Biden wants rough justice. So do other Democrats and Democrat-friendlies:
The idea that Ford shouldn’t be challenged or shouldn’t even need to testify for her version of events to be believed is about as strong as the “rough justice” impulse gets. But then, if you’re resolved to give her the benefit of the doubt no matter what, why would you need to hear from her? The matter is already concluded.
Here’s more “rough justice” from Democratic Sen. Richard Blumenthal, who had a good question put to him by John McCormack: What would it take at the hearing to convince you of Kavanaugh’s guilt? The hard answer for lefties is that there’s almost nothing that might come up by way of solid evidence, and Blumenthal knows it. So he can’t demand that. His choice is either to say forthrightly that he believes Ford because left-wing politics compel him to in this case or to hedge. He chose to hedge:
TWS: So there’s no way to prove [one’s] innocence here?
Blumenthal: We need to do the full fact-finding, and I’m not speculating on what the standard should be. But we need to know the facts.
TWS: So you don’t know how an innocent person could prove his innocence in this situation? I mean, if it was yourself and a 35-year-old accusation from one person, how would you prove your innocence here?
Blumenthal: The investigation has to talk to the witnesses who were there at the time, has to include all records and other evidence. That’s the way cases are done. That’s the way cases are proven.

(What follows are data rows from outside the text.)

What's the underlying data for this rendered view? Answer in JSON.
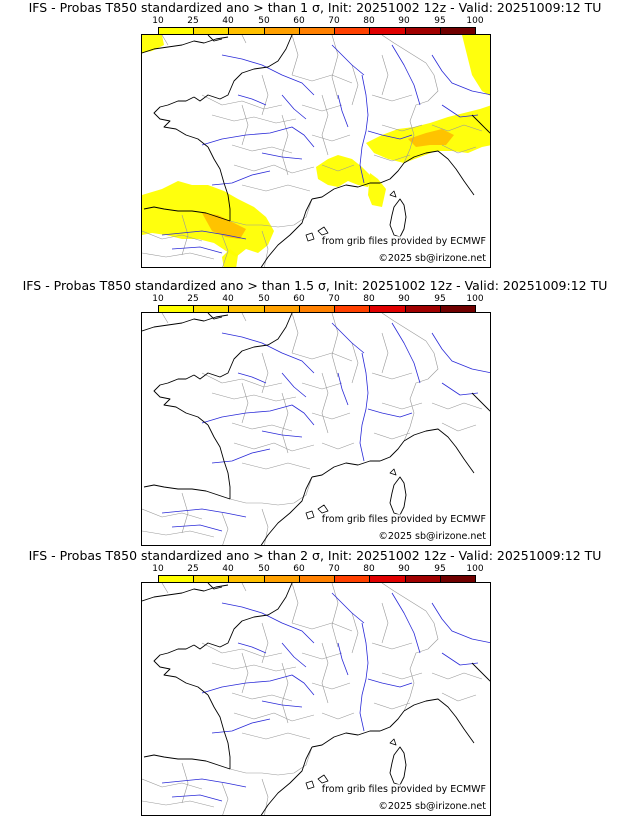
{
  "legend": {
    "labels": [
      "10",
      "25",
      "40",
      "50",
      "60",
      "70",
      "80",
      "90",
      "95",
      "100"
    ],
    "colors": [
      "#ffff00",
      "#ffe000",
      "#ffc000",
      "#ffa000",
      "#ff8000",
      "#ff4000",
      "#e00000",
      "#a00000",
      "#700000"
    ]
  },
  "credits": {
    "source": "from grib files provided by ECMWF",
    "copyright": "©2025 sb@irizone.net"
  },
  "panels": [
    {
      "title": "IFS - Probas T850  standardized ano > than 1 σ, Init: 20251002 12z - Valid: 20251009:12 TU",
      "has_anomaly": true
    },
    {
      "title": "IFS - Probas T850  standardized ano > than 1.5 σ, Init: 20251002 12z - Valid: 20251009:12 TU",
      "has_anomaly": false
    },
    {
      "title": "IFS - Probas T850  standardized ano > than 2 σ, Init: 20251002 12z - Valid: 20251009:12 TU",
      "has_anomaly": false
    }
  ],
  "colors": {
    "coast": "#000000",
    "river": "#2a2ad8",
    "border": "#9a9a9a",
    "prob_low": "#ffff00",
    "prob_mid": "#ffc000"
  }
}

Maybe Blumenthal’s struggling with this like everyone else and isn’t yet at the point where he can articulate a good-faith standard? Or maybe not: Get a load of his latest talking point below. The problem for Ford and her perceived credibility is that her allies in the Senate are garbage cutthroat partisans, every bit as much as the worst Republicans are if not more so. They’re happy to see Kavanaugh burn, whatever it means for the presumption of innocence.